Hatfield nodded sober agreement.
“She sort of goes out of her way to be nice to Haynes, though,” Rance continued. “Him and Dad is pretty good friends, and she says he’s always tried to be friendly with Flint. She hopes maybe he can help get Flint and Dad together.”
This time Hatfield did not nod, but he refrained from commenting.
The following morning, old Clyde rode to town in search of his two missing cowboys. He came back swearing.
“Nobody’s saw hide or hair of the two hellions since night before last,” he told Hatfield. “I can’t figure what’s become of the work dodgers. I wonder if maybe them damn nesters could have done away with ‘em and hid their bodies? Wouldn’t put it past the buzzards!”

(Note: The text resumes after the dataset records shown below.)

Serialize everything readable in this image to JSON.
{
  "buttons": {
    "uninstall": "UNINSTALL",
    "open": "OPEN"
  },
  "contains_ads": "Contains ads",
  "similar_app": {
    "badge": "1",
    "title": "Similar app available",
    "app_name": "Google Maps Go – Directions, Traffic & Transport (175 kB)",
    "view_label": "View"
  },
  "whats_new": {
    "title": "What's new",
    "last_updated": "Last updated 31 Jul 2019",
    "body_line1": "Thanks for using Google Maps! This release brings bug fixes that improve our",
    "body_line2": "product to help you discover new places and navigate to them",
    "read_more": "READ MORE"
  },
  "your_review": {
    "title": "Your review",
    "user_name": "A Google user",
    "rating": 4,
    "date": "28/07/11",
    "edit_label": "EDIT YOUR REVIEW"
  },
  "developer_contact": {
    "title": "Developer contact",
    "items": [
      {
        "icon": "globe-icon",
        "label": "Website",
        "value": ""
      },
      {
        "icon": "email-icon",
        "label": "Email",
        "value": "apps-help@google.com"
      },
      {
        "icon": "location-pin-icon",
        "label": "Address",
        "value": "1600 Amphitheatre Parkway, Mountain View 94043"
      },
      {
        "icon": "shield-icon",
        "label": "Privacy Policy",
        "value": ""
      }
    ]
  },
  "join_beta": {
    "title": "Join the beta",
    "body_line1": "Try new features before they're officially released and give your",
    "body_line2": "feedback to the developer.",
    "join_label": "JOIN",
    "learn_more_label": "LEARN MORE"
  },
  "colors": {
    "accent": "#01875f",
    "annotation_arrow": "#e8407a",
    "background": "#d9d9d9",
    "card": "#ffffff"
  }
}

“Maybe they just took a notion to slope back where they came from,” Hatfield suggested. “By the way, where did they come from?”
“Don’t know,” Cranley admitted. “Don’t recollect ‘em ever sayin’ for sure. They come chuck ridin’ along here about a year ago. I hired ‘em for the roundup. They turned out to be top hands, so I kept ‘em on. Good workers. Pack drinks more’n he ought to, but he don’t let it interfere with his chores. I hate to lose ‘em. Had figured on takin’ ‘em along with me when I moved west, if they saw fit to go. I sure can’t figure what could have happened to ‘em. Both had nigh onto a month’s pay comin’.”